Android Laptop - Lenovo IdeaPad A10 - sktrdie
http://shop.lenovo.com/gb/en/laptops/ideapad/a-series/a10/

======
facorreia
It's very interesting to see an Android Laptop. I've wondered why Google
hasn't merged the Chromebooks with Android yet.

I believe that for many of my family members, Android would be a great OS to
have on a device with a touchscreen, mouse and keyboard.
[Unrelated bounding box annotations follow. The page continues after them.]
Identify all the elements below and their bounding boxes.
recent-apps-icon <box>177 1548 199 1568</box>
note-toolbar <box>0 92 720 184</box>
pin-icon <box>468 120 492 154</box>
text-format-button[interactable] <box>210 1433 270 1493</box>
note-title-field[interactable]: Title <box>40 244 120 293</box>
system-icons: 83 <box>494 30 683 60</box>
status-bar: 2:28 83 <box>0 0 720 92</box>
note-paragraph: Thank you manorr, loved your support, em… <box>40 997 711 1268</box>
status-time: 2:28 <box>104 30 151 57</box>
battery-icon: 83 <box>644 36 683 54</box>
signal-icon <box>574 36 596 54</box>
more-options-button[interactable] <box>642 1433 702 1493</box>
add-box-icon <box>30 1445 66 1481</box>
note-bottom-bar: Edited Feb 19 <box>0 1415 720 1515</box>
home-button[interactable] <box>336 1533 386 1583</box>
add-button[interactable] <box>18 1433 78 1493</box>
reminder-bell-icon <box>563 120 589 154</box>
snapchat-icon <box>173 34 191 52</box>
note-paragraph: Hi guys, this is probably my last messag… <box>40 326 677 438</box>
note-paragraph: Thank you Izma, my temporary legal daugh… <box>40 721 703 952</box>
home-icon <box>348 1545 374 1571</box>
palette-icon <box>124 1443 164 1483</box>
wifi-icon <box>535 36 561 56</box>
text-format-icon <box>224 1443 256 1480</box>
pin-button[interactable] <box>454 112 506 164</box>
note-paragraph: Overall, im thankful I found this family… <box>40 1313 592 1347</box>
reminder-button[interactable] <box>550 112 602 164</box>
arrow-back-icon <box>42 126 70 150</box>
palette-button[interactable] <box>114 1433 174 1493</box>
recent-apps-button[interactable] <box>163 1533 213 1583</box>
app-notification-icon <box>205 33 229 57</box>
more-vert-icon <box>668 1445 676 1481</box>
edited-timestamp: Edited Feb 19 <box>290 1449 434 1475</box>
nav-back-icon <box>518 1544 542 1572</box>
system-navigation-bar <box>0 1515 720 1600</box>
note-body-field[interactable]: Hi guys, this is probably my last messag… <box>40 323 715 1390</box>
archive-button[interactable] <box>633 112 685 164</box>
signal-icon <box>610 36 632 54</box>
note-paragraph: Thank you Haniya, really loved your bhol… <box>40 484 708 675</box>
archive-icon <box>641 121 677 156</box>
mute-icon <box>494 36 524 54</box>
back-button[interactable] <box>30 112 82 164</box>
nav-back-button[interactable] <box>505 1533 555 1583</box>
They mostly use Facebook, Youtube and Gmail, and the occasional game. Right
now, too many websites target Windows with malware / adware, which gets very
annoying for me to clean up later.

It's a shame that Google isn't more proactive on making sure the Play Store
and the Chrome Store are malware-free, by the way. A missed opportunity there.

------
wanda
Yawn. Another slightly-too-low spec anachronistic touchbook. I really
appreciate that Macbooks don't have touchscreens, because why would you need
it on a laptop? The Asus transformer and the microsoft surface make some
sense, sort of, because you can detach the keyboard and have a tablet, but
these sony laptops that slide to reveal an unusable keyboard, and this lenovo
junk that would run XP more usably than android, they are just crap.

tosuiba's ac100 droidbook was at least _good looking_ and quirky.

------
billyjobob
So basically an Android tablet with a keyboard attached.